Оллид потёр лоб: как же он утомился от собственных переживаний и страхов! Ведь Гиацу прав: колдун и в самом деле почти не смыкает глаз с тех пор, как Медведянка осталась позади. От усталости и недосыпа Оллид даже холод стал чувствовать острее, чего не случалось с ним раньше. И колдун угрюмо запахнул плащ.
— Господин, — вновь позвал Гиацу. Голос его дрожал. — Все эти дни я ужасно боялся, что ты где-то оставишь меня. Я даже на Туринара прыгал вперёд тебя. Ведь твоего коня я в жизни не догоню! И я тоже очень плохо спал... — признался он. — Мне было страшно, что ты покинешь меня, пока я сплю.
Колдун с удивлением повернулся к Гиацу.
— Оллид-тан, моя жизнь в твоих руках. Но ты до сих пор нигде не бросил меня! — мальчик поднялся. — Ты даже не пытался меня убить... Ведь я не дурак и всё понимаю! Я же теперь для тебя — угроза. Мне известна твоя тайна. А, значит, лучше бы меня не было!
И вдруг Гиацу бросился к колдуну. Оллид похолодел, понимая, что у него слишком мало времени, чтобы защититься. Он успел лишь отскочить, и ветер тотчас испуганно взметнулся над Лисьей макушкой, растревожив пламя костра. Но тут колдун с изумлением понял, что мальчик попросту бухнулся ему в ноги:
— Господин! — вскричал Гиацу с отчаянием. — Моя мать ведь обещала, что я стану тебе верным слугой! Пусть я буду проклят своей матерью и не попаду на золотые луга Семхай-тана, если когда-нибудь пойду против тебя! Прошу, не бросай меня нигде! Клянусь, господин: я буду служить тебе до последнего вздоха! Я вырасту и буду защищать тебя, твоих детей и... — Гиацу вдруг запнулся, подумав, что колдун, наверное, никогда не заведёт детей. — Кого хочешь — буду защищать! Умоляю, только позволь мне остаться с тобой, Оллид-тан! Ты никогда не пожалеешь об этом! Да пусть я сам умру, если только помыслю навредить тебе!
Гиацу, всхлипывая, стоял на коленях перед колдуном, и по щекам его безостановочно катились слёзы. Он ухватился руками за сапоги колдуна и взмолился:
— Прошу, поверь мне! Позволь служить тебе и дальше!
Оллид наклонился и, ухватив Гиацу под мышки, поднял на ноги. Мальчик непонимающе уставился на него, размазывая по щекам слёзы: почему господин не отвечает? Стоит ли сказать что-то ещё, чтобы он поверил, наконец?
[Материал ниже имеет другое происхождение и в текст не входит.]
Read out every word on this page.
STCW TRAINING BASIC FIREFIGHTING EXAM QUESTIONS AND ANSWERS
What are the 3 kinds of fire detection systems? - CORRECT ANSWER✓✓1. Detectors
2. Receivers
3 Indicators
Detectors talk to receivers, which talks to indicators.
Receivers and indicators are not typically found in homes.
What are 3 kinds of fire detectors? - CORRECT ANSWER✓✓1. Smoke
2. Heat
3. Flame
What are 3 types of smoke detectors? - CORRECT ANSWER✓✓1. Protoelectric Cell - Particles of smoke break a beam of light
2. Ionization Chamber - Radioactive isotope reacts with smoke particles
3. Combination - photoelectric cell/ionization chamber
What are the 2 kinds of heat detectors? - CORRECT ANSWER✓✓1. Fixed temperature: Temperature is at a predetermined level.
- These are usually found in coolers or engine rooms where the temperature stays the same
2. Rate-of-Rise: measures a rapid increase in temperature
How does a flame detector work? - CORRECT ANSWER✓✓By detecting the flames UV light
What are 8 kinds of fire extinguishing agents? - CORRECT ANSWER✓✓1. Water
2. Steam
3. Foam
Казалось, Оллид молчал целую вечность, и всё это время рядом мягко кружил ветер, гоняя туда-сюда мелкий сор по Лисьей макушке и теребя отросшие волосы мальчика. Пылал костёр, и пламя освещало осунувшееся лицо господина. Гиацу смотрел на него во все глаза, следил за каждым движением, готов был ловить каждое слово... Вот колдун вздохнул и неожиданно опустился перед мальчиком на одно колено, так, что лицо его оказалось совсем близко:
— Гиацу, — промолвил Оллид, взяв семанина за плечи, — ты не давал мне повода сомневаться в тебе...
Гиацу замер. Он почувствовал какое-то «но» в словах господина и ждал, затаив дыхание. Однако Оллид отчего-то опять замолчал. Во взгляде его мальчик видел танцующее пламя костра. Беспокойно дёргались огненные языки. Они словно проглядывали сквозь густую зелень лесов и дикие ночные ветра, сквозь годы и целые жизни, вместившиеся в глаза колдуна... Но каким бы тёплым, сильным и бесстрашным ни казался этот огонь, некому было греться возле него. Оллид чувствовал: отрезав себя от других людей, он будто отрезал себе кусок души. Лучше быть без куска души, зато живым... Да живой ли он в самом деле? Он тихо сказал:
— Убить колдуна не очень легко.
— Я не... — хотел тотчас возразить Гиацу, но Оллид прервал его:
— Ты должен понимать, что тебя ждёт, если однажды решишь сделать это! Убивая колдуна, ты забираешь его жизнь. И всё, что принадлежит этому колдуну, отныне принадлежит и тебе. Знай, что это не только немыслимое могущество и почти бесконечные годы. Ты получаешь всё! И колдовская сила, чуждая твоему телу, станет мучить тебя до тех пор, пока либо не погубит, либо ты не подчинишь её своей воле. Но на то, чтобы подчинить её, могут уйти годы. Годы, Гиацу, которые ты проведёшь в мороке и видениях сразу двух жизней — своей собственной и того колдуна, у которого ты забрал жизнь. Ты перестанешь понимать, кто ты. Не всё так просто... с этим убийством.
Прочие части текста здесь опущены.